You make it sound like holding a US-only portfolio is a new phenomenon that people are finally choosing. When I first invested in index funds, there were no int'l equity index funds available to retail investors in the US. We are fortunate today to have low cost implementations of any asset class that an individual investor should need.abuss368 wrote: Not really. The beauty and simplicity of Jack Bogle’s Two Fund Portfolio is Total Stock and Total Bond. Many Bogleheads are learning that the portfolio will never be below average and are choosing to simplify. It is an encouraging trend.
Over the last 30 years, the trend has been toward more diversification, not less. You can be successful with a US-only portfolio. Vanguard's position is that a US investor should have at least 20% non-US equity. This is a determination not by one person, but by a large organization filled with investment professionals and economists. It is not just Vanguard. Can you find a single target date fund that holds exclusively US equities? Can you find a 401K plan that lacks non-US equity funds? If there is a trend to hold US-only portfolios, nobody has notified the mutual fund and retirement plan industries of that yet.

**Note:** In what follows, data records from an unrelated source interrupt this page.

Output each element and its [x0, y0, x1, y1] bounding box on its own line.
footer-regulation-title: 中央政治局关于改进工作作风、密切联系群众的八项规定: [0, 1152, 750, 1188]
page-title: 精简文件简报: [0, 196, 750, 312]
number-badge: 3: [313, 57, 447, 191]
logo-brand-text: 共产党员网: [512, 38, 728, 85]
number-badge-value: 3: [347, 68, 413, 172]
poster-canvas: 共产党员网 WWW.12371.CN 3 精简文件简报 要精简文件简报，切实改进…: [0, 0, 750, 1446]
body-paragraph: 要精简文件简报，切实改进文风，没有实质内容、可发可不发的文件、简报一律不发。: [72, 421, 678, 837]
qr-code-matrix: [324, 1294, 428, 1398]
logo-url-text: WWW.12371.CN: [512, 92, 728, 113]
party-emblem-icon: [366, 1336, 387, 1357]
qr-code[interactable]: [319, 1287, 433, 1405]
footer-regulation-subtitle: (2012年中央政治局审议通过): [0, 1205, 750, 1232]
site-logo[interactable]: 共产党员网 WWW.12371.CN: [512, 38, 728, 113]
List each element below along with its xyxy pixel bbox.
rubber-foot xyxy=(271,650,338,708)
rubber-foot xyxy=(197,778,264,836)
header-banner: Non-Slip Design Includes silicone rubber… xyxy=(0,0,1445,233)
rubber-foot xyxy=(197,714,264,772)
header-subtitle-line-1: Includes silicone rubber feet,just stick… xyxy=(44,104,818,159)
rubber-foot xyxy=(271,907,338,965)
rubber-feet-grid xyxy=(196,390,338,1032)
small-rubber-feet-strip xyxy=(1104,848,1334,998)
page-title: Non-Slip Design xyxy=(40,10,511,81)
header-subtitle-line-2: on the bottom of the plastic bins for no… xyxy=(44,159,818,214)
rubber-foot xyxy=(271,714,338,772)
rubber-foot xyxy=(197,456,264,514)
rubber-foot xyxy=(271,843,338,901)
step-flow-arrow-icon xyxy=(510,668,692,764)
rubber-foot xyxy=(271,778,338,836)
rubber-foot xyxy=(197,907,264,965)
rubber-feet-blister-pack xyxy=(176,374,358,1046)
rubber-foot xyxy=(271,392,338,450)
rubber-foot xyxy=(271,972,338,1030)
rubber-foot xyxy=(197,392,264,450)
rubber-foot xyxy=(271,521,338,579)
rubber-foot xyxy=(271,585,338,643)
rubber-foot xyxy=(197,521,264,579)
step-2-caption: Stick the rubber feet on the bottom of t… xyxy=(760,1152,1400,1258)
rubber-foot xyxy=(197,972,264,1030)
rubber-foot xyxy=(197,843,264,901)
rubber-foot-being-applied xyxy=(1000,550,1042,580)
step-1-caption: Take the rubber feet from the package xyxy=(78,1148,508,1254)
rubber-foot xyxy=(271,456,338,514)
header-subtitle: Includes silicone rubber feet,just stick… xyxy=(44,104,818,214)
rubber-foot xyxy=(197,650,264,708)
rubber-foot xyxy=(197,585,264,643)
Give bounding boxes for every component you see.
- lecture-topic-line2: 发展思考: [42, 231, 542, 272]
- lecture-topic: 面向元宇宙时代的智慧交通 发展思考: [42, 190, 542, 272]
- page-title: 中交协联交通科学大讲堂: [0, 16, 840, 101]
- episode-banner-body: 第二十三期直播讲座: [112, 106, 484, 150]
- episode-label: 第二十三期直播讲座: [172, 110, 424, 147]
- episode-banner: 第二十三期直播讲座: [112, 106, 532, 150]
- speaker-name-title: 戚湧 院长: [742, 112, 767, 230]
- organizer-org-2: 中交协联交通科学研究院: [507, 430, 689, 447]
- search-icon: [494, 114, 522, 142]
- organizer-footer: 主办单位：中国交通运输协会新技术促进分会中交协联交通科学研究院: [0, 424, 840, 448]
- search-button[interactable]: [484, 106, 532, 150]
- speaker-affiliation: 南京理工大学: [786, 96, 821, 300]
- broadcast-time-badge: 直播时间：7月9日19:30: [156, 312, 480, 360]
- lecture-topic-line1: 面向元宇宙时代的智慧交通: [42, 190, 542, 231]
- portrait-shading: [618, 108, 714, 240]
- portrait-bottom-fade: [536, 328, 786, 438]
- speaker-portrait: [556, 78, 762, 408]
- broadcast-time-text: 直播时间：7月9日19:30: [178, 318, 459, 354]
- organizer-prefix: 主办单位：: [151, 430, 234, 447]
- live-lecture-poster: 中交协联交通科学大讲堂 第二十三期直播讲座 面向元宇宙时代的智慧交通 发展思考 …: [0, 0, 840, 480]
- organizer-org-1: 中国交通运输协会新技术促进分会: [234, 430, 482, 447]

I have a lot of sentiment for a US-only portfolio. I don't hold non-US bonds. Non-US equities are only 25% of my equity holdings. I won't be happy if things turn out badly for US equities. But if nothing else, Covid has demonstrated how much uncertainty there is in the future. Globalization is still a major force of change in the world with an uncertain outcome. And the unprecedented interventions in economies around the world by central banks is new territory. There is no playbook for how things will unfold in the future.